Just as Ace's memories of the night before got to this stage, the tape playing in her deck began to warp and gurgle. She leapt from her bed and slammed down the stop/eject. Too late. Spooled through the capstan was the tape, just where it shouldn't be. Ace clamped down a swearword, but that didn't stop tears of anger swimming to her eyes. The world sure was conspiring against her. Time she fought back. Leave this dump called Perivale.

Without any real plan, she looked around and spied her old rucksack propped up against a spare bit of wall. She crossed to it and pulled out the junk crammed inside. She still had her chem book. The only lessons she'd ever enjoyed. That and computer studies. She looked over at her chemistry set, thinking of how she'd scrimped and saved for it.

But first, she must set about packing. She pulled out some necessities from drawers, and some of her favourite bits of clothing. Jeans, shirts, leggings. A skirt or two. She dressed in jeans and a Cure shirt, trusty Docs on her feet. She shrugged on her jacket, and pulled her hair into a simple ponytail. That done, she looked back at her chemistry set. Wondered how to pack it.

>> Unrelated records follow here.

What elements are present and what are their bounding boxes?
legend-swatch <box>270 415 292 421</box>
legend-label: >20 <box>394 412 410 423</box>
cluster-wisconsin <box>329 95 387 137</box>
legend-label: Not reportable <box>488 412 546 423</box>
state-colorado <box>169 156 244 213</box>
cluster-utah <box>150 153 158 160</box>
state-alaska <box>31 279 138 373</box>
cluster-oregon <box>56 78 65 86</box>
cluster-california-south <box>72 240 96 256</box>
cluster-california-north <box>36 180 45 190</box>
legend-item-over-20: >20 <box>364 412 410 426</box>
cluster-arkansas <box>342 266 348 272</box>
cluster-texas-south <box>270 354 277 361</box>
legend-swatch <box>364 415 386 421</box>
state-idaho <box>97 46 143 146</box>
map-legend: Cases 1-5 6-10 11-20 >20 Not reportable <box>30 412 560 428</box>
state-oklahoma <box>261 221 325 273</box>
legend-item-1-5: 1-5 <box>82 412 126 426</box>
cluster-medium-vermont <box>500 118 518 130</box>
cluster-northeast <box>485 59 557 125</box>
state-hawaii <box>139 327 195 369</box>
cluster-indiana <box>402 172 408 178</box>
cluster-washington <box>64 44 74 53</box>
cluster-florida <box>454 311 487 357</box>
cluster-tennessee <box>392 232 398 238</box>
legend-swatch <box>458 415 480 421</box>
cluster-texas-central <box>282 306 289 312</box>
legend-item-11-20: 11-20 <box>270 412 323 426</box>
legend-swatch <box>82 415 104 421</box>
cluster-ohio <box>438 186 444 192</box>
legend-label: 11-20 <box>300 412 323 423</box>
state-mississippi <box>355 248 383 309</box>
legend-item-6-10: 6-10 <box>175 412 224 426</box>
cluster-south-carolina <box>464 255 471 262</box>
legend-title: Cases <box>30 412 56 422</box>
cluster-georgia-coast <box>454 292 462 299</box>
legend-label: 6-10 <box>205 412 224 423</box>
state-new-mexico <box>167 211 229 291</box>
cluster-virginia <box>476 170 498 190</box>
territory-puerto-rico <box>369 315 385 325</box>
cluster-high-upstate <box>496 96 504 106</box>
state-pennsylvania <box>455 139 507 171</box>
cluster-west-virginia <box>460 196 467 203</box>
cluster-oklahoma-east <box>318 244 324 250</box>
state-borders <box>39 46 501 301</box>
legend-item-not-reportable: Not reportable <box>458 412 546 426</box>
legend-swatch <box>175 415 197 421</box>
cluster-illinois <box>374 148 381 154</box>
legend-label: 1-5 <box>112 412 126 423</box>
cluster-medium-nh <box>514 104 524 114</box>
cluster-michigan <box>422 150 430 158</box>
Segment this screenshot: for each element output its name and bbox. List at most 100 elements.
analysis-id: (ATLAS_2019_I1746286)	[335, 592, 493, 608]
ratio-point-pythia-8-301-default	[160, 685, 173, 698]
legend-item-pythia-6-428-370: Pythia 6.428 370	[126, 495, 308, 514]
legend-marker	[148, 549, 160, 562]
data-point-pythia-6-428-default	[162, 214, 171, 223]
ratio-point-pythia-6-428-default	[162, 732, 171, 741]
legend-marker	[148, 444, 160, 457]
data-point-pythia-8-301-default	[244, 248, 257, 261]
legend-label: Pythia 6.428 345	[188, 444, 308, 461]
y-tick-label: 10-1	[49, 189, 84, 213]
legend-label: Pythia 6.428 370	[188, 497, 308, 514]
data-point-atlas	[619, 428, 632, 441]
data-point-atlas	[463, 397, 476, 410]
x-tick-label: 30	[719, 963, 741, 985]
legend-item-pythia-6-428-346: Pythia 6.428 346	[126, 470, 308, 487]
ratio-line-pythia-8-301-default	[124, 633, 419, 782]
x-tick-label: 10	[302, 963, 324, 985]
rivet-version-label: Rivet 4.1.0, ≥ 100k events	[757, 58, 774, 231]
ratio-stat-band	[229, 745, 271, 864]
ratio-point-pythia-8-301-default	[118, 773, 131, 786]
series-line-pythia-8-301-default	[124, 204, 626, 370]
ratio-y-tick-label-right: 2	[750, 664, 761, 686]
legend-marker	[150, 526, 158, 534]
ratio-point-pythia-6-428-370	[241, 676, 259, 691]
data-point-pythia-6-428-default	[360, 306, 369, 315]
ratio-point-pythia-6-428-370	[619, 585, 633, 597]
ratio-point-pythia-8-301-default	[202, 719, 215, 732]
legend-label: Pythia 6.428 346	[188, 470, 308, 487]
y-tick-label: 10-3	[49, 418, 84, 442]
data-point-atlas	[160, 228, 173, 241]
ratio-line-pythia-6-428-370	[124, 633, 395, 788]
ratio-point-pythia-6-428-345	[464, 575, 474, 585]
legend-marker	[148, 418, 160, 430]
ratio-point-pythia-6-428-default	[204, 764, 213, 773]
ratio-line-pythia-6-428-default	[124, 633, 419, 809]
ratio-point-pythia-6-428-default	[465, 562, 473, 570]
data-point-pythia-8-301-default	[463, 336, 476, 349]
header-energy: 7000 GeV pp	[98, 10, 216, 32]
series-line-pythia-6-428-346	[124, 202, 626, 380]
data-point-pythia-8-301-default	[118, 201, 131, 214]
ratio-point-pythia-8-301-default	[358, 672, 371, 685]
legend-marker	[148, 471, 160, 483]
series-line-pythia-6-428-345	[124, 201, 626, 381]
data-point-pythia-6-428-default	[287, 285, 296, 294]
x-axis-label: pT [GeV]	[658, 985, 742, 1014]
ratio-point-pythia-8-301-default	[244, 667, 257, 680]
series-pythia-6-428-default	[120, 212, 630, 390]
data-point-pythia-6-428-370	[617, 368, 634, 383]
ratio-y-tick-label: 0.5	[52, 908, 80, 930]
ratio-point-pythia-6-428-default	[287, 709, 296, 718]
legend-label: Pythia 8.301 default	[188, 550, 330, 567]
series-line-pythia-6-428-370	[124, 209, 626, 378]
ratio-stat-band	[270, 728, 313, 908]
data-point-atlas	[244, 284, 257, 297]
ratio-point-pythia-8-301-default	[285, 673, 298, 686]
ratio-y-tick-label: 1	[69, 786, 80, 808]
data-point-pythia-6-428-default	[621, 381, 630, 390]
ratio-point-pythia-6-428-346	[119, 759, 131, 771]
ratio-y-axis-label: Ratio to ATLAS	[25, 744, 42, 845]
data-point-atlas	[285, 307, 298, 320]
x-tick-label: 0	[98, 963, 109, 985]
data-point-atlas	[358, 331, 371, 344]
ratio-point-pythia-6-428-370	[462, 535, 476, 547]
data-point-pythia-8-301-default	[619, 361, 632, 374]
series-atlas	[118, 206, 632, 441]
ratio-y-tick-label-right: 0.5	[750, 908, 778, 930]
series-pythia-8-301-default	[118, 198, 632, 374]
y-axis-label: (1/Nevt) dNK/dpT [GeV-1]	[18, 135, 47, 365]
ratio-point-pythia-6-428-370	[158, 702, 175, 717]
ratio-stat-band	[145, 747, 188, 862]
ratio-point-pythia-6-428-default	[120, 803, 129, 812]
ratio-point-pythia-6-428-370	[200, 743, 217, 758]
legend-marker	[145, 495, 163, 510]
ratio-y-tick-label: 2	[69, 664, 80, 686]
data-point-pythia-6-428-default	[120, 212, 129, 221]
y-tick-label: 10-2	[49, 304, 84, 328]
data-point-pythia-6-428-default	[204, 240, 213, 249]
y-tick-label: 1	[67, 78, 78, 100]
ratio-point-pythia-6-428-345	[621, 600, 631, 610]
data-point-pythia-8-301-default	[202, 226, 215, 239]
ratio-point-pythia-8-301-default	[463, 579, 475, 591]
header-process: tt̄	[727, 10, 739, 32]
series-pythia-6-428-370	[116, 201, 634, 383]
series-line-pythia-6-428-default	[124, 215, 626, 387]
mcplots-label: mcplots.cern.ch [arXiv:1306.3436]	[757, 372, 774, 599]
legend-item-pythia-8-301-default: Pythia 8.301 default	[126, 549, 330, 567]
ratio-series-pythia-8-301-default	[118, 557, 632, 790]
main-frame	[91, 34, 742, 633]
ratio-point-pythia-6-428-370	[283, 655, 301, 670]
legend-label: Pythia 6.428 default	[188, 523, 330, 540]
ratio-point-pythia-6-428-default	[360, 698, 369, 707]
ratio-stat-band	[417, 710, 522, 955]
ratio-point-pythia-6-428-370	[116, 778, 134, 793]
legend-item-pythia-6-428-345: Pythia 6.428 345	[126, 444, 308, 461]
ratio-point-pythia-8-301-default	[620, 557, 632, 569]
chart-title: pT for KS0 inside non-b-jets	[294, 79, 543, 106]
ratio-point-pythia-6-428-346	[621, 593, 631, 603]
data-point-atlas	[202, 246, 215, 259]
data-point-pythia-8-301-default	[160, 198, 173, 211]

An idea came to her, in the proverbial flash. Excited, Ace pulled out the box under her bed that stored the gelignite. She started to work, humming a Communards' tune. Who cares about family fights when you've got a new explosive to work on? Not Ace. She's calm and contented, now. A zillion light years away.

The explosion was nothing like what Ace had expected. Howling winds - cold as ice and fiery hot all at once. Like she imagined the rawness of space to be. Whirling. Hurling her through the void of time and space.

Later she would call it a time storm.

Later still she would learn it was the being called Fenric.

But, as Wednesday morning in Perivale reaches nine o'clock, she is far away.